Sleeping Your Way to Sound Theology
How would you like to learn theology while you sleep? Or, at least, from your sleep? It’s quite remarkable how much God actually teaches us through sleep. For example:
1. God reminds us we are merely creatures
God created us with a need for sleep, a need as great as our need for oxygen and food. As such, sleep is part of the God-ordained creator/creature distinction. It reminds us that God is God and we are not. It also warns us that if we rebel against God’s created order by depriving ourselves of sleep, we are effectively uncreating ourselves.
2. God gifts us with sleep
Sleep is not a necessary evil to be barely tolerated but a gracious gift of God. God doesn’t need it (Ps. 121:4) but He gives it to us (Ps. 127:2). As John Baillie pointed out in his essay “The Theology of Sleep” this verse “He gives to His beloved sleep” might also be translated, “He gives unto his beloved in sleep.” This translation “speaks not only of the blessedness of sleep itself but of the blessed things that are given us through its agency.”
3. God reminds us we are unnecessary
By sleeping we are relinquishing control and reminding ourselves that God actually doesn’t need us, at least for the next few hours. When we close our eyes each night we are saying, “I don't run the world, not even my own little life.” Even President Obama has to get into his pajamas every night, effectively confessing that God doesn't need him, that there is a greater Superpower.
4. God Calls us To Trust Him
The Psalmist connects sleep to trusting God (Ps. 3:5-6; 4:8). Sleep is a test of trust: will we entrust ourselves and everything to God’s care, or will we continue to worry and vex ourselves all through the hours of darkness.
The Christian’s sleep should be different to the non-Christian’s. When and how long we sleep makes a huge statement about who we are and what we believe. As someone said, “unconsciousness is a pretty strong sign of dependence.” Sleep is intrinsically a humble thing to do.

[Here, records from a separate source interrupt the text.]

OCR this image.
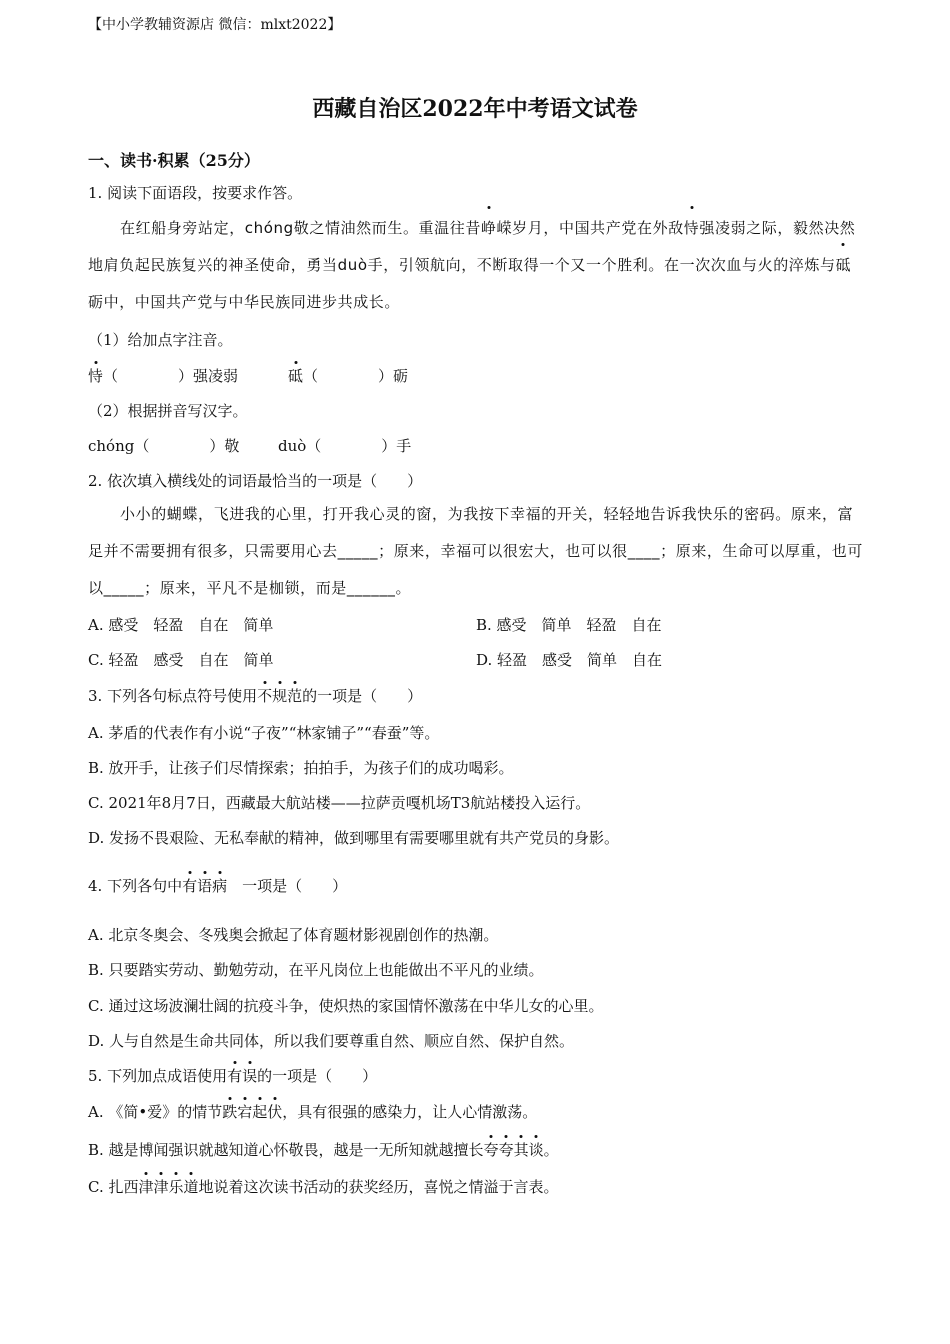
【中小学教辅资源店 微信：mlxt2022】
西藏自治区2022年中考语文试卷
一、读书·积累（25分）
1. 阅读下面语段，按要求作答。
在红船身旁站定，chóng敬之情油然而生。重温往昔峥嵘岁月，中国共产党在外敌恃强凌弱之际，毅然决然地肩负起民族复兴的神圣使命，勇当duò手，引领航向，不断取得一个又一个胜利。在一次次血与火的淬炼与砥砺中，中国共产党与中华民族同进步共成长。
（1）给加点字注音。
恃（　　　　）强凌弱	砥（　　　　）砺
（2）根据拼音写汉字。
chóng（　　　　）敬	duò（　　　　）手
2. 依次填入横线处的词语最恰当的一项是（　　）
小小的蝴蝶，飞进我的心里，打开我心灵的窗，为我按下幸福的开关，轻轻地告诉我快乐的密码。原来，富足并不需要拥有很多，只需要用心去_____；原来，幸福可以很宏大，也可以很____；原来，生命可以厚重，也可以_____；原来，平凡不是枷锁，而是______。
A. 感受　轻盈　自在　简单	B. 感受　简单　轻盈　自在
C. 轻盈　感受　自在　简单	D. 轻盈　感受　简单　自在
3. 下列各句标点符号使用不规范的一项是（　　）
A. 茅盾的代表作有小说“子夜”“林家铺子”“春蚕”等。
B. 放开手，让孩子们尽情探索；拍拍手，为孩子们的成功喝彩。
C. 2021年8月7日，西藏最大航站楼——拉萨贡嘎机场T3航站楼投入运行。
D. 发扬不畏艰险、无私奉献的精神，做到哪里有需要哪里就有共产党员的身影。
4. 下列各句中有语病　一项是（　　）
A. 北京冬奥会、冬残奥会掀起了体育题材影视剧创作的热潮。
B. 只要踏实劳动、勤勉劳动，在平凡岗位上也能做出不平凡的业绩。
C. 通过这场波澜壮阔的抗疫斗争，使炽热的家国情怀激荡在中华儿女的心里。
D. 人与自然是生命共同体，所以我们要尊重自然、顺应自然、保护自然。
5. 下列加点成语使用有误的一项是（　　）
A. 《简•爱》的情节跌宕起伏，具有很强的感染力，让人心情激荡。
B. 越是博闻强识就越知道心怀敬畏，越是一无所知就越擅长夸夸其谈。
C. 扎西津津乐道地说着这次读书活动的获奖经历，喜悦之情溢于言表。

5. God will chastise us if we refuse sleep
Science is increasingly discovering the damaging consequences of sleep deprivation. Yet millions are habitually choosing to reject this gift of God and depriving themselves of the sleep God has designed for their good. Research reveals the serious and severe physical, intellectual, emotional, relational and even moral consequences of this rebellion against God. But we shouldn't need research to convince us of this – if we rebel against God’s order and refuse His gifts we can expect his fatherly chastisement. In John Piper’s 1995 lecture on Charles Spurgeon, he said:
I am emotionally less resilient when I lose sleep. There were early days when I would work without regard to sleep and feel energized and motivated. In the last seven or eight years my threshold for despondency is much lower. For me, adequate sleep is not a mater of staying healthy. It is a matter of staying in the ministry. It is irrational that my future should look bleaker when I get four or five hours sleep several nights in a row. But that is irrelevant. Those are the facts. And I must live within the limits of facts. I commend sufficient sleep to you, for the sake of your proper assessment of God and his promises.

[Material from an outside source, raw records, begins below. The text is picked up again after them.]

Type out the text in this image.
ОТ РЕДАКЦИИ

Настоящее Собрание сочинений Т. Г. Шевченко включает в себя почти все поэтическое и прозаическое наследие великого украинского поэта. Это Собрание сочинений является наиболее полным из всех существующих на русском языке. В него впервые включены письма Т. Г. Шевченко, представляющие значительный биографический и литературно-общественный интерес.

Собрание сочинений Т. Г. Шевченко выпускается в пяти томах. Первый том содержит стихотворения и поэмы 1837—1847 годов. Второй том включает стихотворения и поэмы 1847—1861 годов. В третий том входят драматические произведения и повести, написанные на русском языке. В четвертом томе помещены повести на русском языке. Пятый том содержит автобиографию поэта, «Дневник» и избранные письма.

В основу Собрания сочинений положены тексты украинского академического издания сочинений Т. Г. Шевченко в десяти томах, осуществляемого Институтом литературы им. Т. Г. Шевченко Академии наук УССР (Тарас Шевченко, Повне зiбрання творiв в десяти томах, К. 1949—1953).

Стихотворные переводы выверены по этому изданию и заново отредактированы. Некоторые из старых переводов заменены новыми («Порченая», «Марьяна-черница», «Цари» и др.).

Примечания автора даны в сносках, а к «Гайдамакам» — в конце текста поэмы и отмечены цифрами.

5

6. God reminds us of death
For the believer, death is often described as a “falling asleep.” Our nightly sleep is a daily reminder of, and good practice for, death. Each night we are reminded of the time when we will close our eyes for the last time on this earth and open them in another place.
7. God reminds us of hell
I hate nightmares and have often wondered why God allows Christians to have such awful images, sounds, and horrors pass through their minds. Then, one day, I thought, “This is like a glimpse of hell – its darkness, its disorder, its terrors and torments.” Now I use these brief nightmares to remind me of the eternal hell I’ve been saved from and also to quicken and impassion my preaching to those who are still heading there.

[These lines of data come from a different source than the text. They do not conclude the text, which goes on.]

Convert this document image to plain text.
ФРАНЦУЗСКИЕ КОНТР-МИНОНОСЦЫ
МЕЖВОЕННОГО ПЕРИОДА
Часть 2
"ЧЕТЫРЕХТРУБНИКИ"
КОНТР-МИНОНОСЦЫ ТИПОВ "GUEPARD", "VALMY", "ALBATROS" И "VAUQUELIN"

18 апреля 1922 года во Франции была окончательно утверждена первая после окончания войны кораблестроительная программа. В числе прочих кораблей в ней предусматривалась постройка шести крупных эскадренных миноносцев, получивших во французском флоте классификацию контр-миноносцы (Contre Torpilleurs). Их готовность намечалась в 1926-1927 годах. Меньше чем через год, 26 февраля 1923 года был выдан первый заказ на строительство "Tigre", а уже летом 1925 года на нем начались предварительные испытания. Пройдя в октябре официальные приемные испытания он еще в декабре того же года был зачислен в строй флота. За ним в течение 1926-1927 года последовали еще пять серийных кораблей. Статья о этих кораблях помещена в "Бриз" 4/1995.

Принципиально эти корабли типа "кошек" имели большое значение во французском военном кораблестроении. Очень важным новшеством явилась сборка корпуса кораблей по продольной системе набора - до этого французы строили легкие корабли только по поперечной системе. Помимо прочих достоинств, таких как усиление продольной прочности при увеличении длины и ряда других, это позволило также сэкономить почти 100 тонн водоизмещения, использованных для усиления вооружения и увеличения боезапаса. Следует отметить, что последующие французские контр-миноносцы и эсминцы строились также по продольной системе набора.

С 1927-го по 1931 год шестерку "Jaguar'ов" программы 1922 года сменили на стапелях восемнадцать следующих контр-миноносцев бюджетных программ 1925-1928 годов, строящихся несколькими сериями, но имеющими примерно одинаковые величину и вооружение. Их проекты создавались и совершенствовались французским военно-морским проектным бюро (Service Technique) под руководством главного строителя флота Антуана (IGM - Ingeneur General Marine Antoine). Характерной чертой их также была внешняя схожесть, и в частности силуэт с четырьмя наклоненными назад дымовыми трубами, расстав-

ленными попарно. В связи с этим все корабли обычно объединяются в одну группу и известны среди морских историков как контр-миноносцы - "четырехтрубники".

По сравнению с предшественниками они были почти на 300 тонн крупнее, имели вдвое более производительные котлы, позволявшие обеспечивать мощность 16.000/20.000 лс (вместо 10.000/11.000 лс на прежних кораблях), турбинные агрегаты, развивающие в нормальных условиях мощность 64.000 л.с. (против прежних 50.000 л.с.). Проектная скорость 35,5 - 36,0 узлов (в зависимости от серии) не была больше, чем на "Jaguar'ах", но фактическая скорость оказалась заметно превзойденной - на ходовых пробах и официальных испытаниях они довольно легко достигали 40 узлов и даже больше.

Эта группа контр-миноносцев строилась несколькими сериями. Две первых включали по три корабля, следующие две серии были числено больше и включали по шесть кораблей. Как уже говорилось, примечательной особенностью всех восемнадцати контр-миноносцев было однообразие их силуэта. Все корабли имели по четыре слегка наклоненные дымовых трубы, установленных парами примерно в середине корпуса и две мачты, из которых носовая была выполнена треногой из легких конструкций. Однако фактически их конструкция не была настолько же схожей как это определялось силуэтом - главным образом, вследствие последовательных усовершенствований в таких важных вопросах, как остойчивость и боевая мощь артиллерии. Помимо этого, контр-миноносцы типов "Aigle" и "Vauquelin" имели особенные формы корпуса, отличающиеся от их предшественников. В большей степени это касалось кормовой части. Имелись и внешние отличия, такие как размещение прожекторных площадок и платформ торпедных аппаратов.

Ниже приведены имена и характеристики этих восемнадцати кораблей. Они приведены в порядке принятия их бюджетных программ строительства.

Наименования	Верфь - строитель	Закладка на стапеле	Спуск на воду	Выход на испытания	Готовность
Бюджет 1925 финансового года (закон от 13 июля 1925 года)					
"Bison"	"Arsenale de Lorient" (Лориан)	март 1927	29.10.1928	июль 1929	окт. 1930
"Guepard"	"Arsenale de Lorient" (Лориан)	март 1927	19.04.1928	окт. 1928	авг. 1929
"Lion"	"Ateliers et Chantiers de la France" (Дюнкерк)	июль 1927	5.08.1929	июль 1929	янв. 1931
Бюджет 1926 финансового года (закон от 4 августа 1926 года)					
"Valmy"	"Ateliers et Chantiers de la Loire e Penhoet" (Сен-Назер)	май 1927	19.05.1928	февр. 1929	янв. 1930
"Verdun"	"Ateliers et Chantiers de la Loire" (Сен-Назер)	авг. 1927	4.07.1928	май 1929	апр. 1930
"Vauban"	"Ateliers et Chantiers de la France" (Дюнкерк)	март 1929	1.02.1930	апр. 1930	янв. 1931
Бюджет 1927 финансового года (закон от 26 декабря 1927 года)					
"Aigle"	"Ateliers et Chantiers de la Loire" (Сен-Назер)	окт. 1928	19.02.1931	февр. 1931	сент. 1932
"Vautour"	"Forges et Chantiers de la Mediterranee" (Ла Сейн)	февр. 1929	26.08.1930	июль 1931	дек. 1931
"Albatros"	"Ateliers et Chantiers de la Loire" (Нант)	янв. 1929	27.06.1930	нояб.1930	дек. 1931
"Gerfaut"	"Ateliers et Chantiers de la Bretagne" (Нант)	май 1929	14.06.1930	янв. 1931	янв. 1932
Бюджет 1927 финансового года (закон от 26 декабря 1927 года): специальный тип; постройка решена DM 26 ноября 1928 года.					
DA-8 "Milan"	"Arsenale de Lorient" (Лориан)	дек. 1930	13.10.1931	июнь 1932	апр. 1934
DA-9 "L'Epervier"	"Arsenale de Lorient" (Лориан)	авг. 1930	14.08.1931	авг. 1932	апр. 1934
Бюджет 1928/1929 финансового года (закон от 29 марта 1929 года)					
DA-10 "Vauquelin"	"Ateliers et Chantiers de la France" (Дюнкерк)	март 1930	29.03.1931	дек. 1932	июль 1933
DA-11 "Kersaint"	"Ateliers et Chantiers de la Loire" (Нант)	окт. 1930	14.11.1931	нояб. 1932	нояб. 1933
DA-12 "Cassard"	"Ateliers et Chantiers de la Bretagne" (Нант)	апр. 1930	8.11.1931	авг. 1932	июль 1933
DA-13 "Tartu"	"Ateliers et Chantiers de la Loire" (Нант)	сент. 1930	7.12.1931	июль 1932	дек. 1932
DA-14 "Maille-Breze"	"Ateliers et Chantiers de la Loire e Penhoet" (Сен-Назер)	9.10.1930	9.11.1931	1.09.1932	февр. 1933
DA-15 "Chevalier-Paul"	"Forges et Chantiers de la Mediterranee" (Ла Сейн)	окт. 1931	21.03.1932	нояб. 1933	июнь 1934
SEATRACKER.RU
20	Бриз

8. God teaches us about the Savior.
“Jesus slept” is as profound as “Jesus wept” (Mark 4:38). It reminds us of Christ’s full humanity, that the Son of God became so frail, so weak, so human, that He needed to sleep. What humility! What love!
9. God teaches us about salvation
How much are you doing when you sleep? Nothing!
That’s why Jesus used rest as an illustration of His salvation.
Come to Me, all you who labor and are heavy laden, and I will give you rest (Matt. 11:28).
10. God teaches us about heaven
There remains a rest for the people of God (Heb. 4:9). That doesn’t mean heaven is going to be one long lie-in. It means it will be a place of renewal, refreshment, comfort, and of perfect peace.
Hope this helps you sleep more soundly – and have a sounder theology.